186.1
The Discussion to Implement Charging for the Use of Water Resources: Challenges in Participatory Management

Monday, July 14, 2014: 5:30 PM
Room: Booth 65
Oral Presentation
Sara FREITAS , Universidade de São Paulo, Brazil, São Paulo, Brazil
Ana Paula FRACALANZA , Procam, Universidade de São Paulo, São Paulo, Brazil
The participatory institutions appear as one of the greatest innovations occurred in Brazilian democracy since the 1980´s, and have as a principle the joint action between state and civil society and the sharing of responsibilities in the design and management of public policies. São Paulo State´s Water Resources Policy has the premise that water management should be decentralized, integrated and participatory, through the Watershed Committees.

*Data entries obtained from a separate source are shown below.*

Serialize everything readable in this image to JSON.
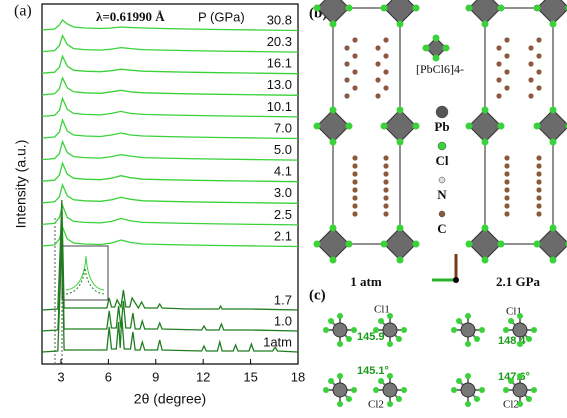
{
  "chart_data": {
    "type": "line",
    "panel_label": "(a)",
    "annotation": "λ=0.61990 Å",
    "legend_title": "P (GPa)",
    "x_label": "2θ (degree)",
    "y_label": "Intensity (a.u.)",
    "xlim": [
      1.8,
      18
    ],
    "xticks": [
      3,
      6,
      9,
      12,
      15,
      18
    ],
    "series": [
      {
        "name": "30.8",
        "color": "#3ad23a",
        "x": [
          1.8,
          2.6,
          2.9,
          3.1,
          3.4,
          3.8,
          4.5,
          5.5,
          6.2,
          6.8,
          7.4,
          8.2,
          9.5,
          11,
          13,
          15.5,
          18
        ],
        "values": [
          0,
          1,
          5,
          10,
          6,
          3,
          2,
          1.5,
          2,
          3,
          2.5,
          2,
          1.5,
          1,
          0.5,
          0,
          -0.5
        ]
      },
      {
        "name": "20.3",
        "color": "#3ad23a",
        "x": [
          1.8,
          2.6,
          2.9,
          3.1,
          3.4,
          3.8,
          4.5,
          5.5,
          6.2,
          6.8,
          7.4,
          8.2,
          9.5,
          11,
          13,
          15.5,
          18
        ],
        "values": [
          0,
          1,
          6,
          16,
          7,
          3,
          2,
          1.5,
          2.5,
          4,
          3,
          2,
          1.5,
          1,
          0.5,
          0,
          -0.5
        ]
      },
      {
        "name": "16.1",
        "color": "#3ad23a",
        "x": [
          1.8,
          2.6,
          2.9,
          3.1,
          3.4,
          3.8,
          4.5,
          5.5,
          6.2,
          6.8,
          7.4,
          8.2,
          9.5,
          11,
          13,
          15.5,
          18
        ],
        "values": [
          0,
          1,
          6,
          17,
          7,
          3,
          2,
          1.5,
          2.5,
          4,
          3,
          2,
          1.5,
          1,
          0.5,
          0,
          -0.5
        ]
      },
      {
        "name": "13.0",
        "color": "#3ad23a",
        "x": [
          1.8,
          2.6,
          2.9,
          3.1,
          3.4,
          3.8,
          4.5,
          5.5,
          6.2,
          6.8,
          7.4,
          8.2,
          9.5,
          11,
          13,
          15.5,
          18
        ],
        "values": [
          0,
          1,
          6,
          17,
          7,
          3,
          2,
          1.5,
          3,
          4.5,
          3,
          2,
          1.5,
          1,
          0.5,
          0,
          -0.5
        ]
      },
      {
        "name": "10.1",
        "color": "#3ad23a",
        "x": [
          1.8,
          2.6,
          2.9,
          3.1,
          3.4,
          3.8,
          4.5,
          5.5,
          6.2,
          6.8,
          7.4,
          8.2,
          9.5,
          11,
          13,
          15.5,
          18
        ],
        "values": [
          0,
          1,
          6,
          18,
          7,
          3,
          2,
          1.5,
          3,
          5,
          3,
          2,
          1.5,
          1,
          0.5,
          0,
          -0.5
        ]
      },
      {
        "name": "7.0",
        "color": "#3ad23a",
        "x": [
          1.8,
          2.6,
          2.9,
          3.1,
          3.4,
          3.8,
          4.5,
          5.5,
          6.2,
          6.8,
          7.4,
          8.2,
          9.5,
          11,
          13,
          15.5,
          18
        ],
        "values": [
          0,
          1,
          6,
          18,
          7,
          3,
          2,
          1.5,
          3,
          5,
          3,
          2,
          1.5,
          1,
          0.5,
          0,
          -0.5
        ]
      },
      {
        "name": "5.0",
        "color": "#3ad23a",
        "x": [
          1.8,
          2.6,
          2.9,
          3.1,
          3.4,
          3.8,
          4.5,
          5.5,
          6.2,
          6.8,
          7.4,
          8.2,
          9.5,
          11,
          13,
          15.5,
          18
        ],
        "values": [
          0,
          1,
          6,
          18,
          7,
          3,
          2,
          1.5,
          3,
          5,
          3.5,
          2,
          1.5,
          1,
          0.5,
          0,
          -0.5
        ]
      },
      {
        "name": "4.1",
        "color": "#3ad23a",
        "x": [
          1.8,
          2.6,
          2.9,
          3.1,
          3.4,
          3.8,
          4.5,
          5.5,
          6.2,
          6.8,
          7.4,
          8.2,
          9.5,
          11,
          13,
          15.5,
          18
        ],
        "values": [
          0,
          1,
          6,
          18,
          7,
          3,
          2,
          1.5,
          3,
          5.5,
          3.5,
          2,
          1.5,
          1,
          0.5,
          0,
          -0.5
        ]
      },
      {
        "name": "3.0",
        "color": "#3ad23a",
        "x": [
          1.8,
          2.6,
          2.9,
          3.1,
          3.4,
          3.8,
          4.5,
          5.5,
          6.2,
          6.8,
          7.4,
          8.2,
          9.5,
          11,
          13,
          15.5,
          18
        ],
        "values": [
          0,
          1,
          6,
          18,
          7,
          3,
          2,
          1.5,
          3,
          5.5,
          3.5,
          2,
          1.5,
          1,
          0.5,
          0,
          -0.5
        ]
      },
      {
        "name": "2.5",
        "color": "#3ad23a",
        "x": [
          1.8,
          2.6,
          2.9,
          3.1,
          3.4,
          3.8,
          4.5,
          5.5,
          6.2,
          6.8,
          7.4,
          8.2,
          9.5,
          11,
          13,
          15.5,
          18
        ],
        "values": [
          0,
          1,
          7,
          19,
          7,
          3,
          2,
          1.5,
          3,
          6,
          3.5,
          2,
          1.5,
          1,
          0.5,
          0,
          -0.5
        ]
      },
      {
        "name": "2.1",
        "color": "#3ad23a",
        "x": [
          1.8,
          2.6,
          2.9,
          3.1,
          3.4,
          3.8,
          4.5,
          5.5,
          6.2,
          6.8,
          7.4,
          8.2,
          9.5,
          11,
          13,
          15.5,
          18
        ],
        "values": [
          0,
          1,
          7,
          19,
          7,
          3,
          2,
          1.5,
          3,
          6,
          3.5,
          2,
          1.5,
          1,
          0.5,
          0,
          -0.5
        ]
      },
      {
        "name": "1.7",
        "color": "#1f7d1f",
        "x": [
          1.8,
          2.8,
          2.95,
          3.05,
          3.2,
          5.9,
          6.05,
          6.2,
          6.4,
          6.55,
          6.8,
          6.95,
          7.1,
          7.35,
          7.5,
          7.9,
          8.1,
          8.3,
          9.1,
          9.25,
          9.4,
          11,
          13,
          13.1,
          13.2,
          15,
          18
        ],
        "values": [
          0,
          1,
          60,
          110,
          2,
          2,
          12,
          3,
          3,
          10,
          3,
          20,
          3,
          3,
          12,
          2,
          8,
          2,
          2,
          6,
          2,
          1,
          1,
          4,
          1,
          1,
          0
        ]
      },
      {
        "name": "1.0",
        "color": "#1f7d1f",
        "x": [
          1.8,
          2.8,
          2.95,
          3.05,
          3.2,
          5.9,
          6.05,
          6.2,
          6.5,
          6.65,
          6.8,
          6.95,
          7.1,
          7.4,
          7.55,
          7.7,
          8.0,
          8.15,
          8.3,
          9.1,
          9.25,
          9.4,
          11.9,
          12.05,
          12.2,
          13.0,
          13.15,
          13.3,
          15,
          18
        ],
        "values": [
          0,
          1,
          50,
          100,
          2,
          2,
          20,
          3,
          3,
          25,
          3,
          30,
          3,
          3,
          18,
          2,
          2,
          10,
          2,
          2,
          8,
          2,
          1,
          5,
          1,
          1,
          7,
          1,
          1,
          0
        ]
      },
      {
        "name": "1atm",
        "color": "#1f7d1f",
        "x": [
          1.8,
          2.8,
          2.95,
          3.05,
          3.2,
          5.9,
          6.05,
          6.2,
          6.5,
          6.65,
          6.75,
          6.85,
          7.0,
          7.4,
          7.55,
          7.7,
          8.0,
          8.15,
          8.3,
          9.1,
          9.25,
          9.4,
          11.9,
          12.05,
          12.2,
          12.9,
          13.05,
          13.2,
          13.9,
          14.05,
          14.2,
          14.9,
          15.05,
          15.2,
          16.4,
          16.55,
          16.7,
          18
        ],
        "values": [
          0,
          1,
          65,
          130,
          2,
          2,
          25,
          3,
          3,
          30,
          4,
          35,
          3,
          3,
          20,
          2,
          2,
          10,
          2,
          2,
          12,
          2,
          1,
          6,
          1,
          1,
          10,
          1,
          1,
          7,
          1,
          1,
          8,
          1,
          1,
          5,
          1,
          0
        ]
      }
    ]
  },
  "structure": {
    "panel_b": "(b)",
    "octahedron": "[PbCl6]4-",
    "legend": [
      "Pb",
      "Cl",
      "N",
      "C"
    ],
    "left": "1 atm",
    "right": "2.1 GPa",
    "panel_c": "(c)",
    "c_left": {
      "top": "Cl1",
      "angle_top": "145.9°",
      "angle_bottom": "145.1°",
      "bottom": "Cl2"
    },
    "c_right": {
      "top": "Cl1",
      "angle_top": "148.4°",
      "angle_bottom": "147.6°",
      "bottom": "Cl2"
    }
  }
}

One of the tasks of the Watershed Committees is to establish the charging for the use of water, the economic instrument of water resources policy, which aims to encourage the rational and sustainable use of water. This study aims to analyze the discussion for the implementation of charging for the use of water in the Basin Committee of the Upper Tietê, located at the Metropolitan Region of São Paulo, in the period 2006-2010, in order to examine how the participatory process was and how the participation of the state, municipalities and civil society occurred. This article aims to identify the specificity of the participatory process through the analysis of Watershed Committee meeting´s minutes and to compare it with a theoretical reference. The hypothesis is that the state failed to provide igualitary conditions for the representation of participants in the Watershed Committee of the Upper Tietê in the drafting and implementation of water use charging. Furthermore, the inaction of state institutions may have contributed to the slowness of the process. The evaluation of the discussing process for water charging in the Upper Tietê Basin corroborates to the debate about the actual influence of participatory institutions in public policies and the prospects for improving the existing relationship between government and civil society and the conditions for the exercise of democracy in environmental issues.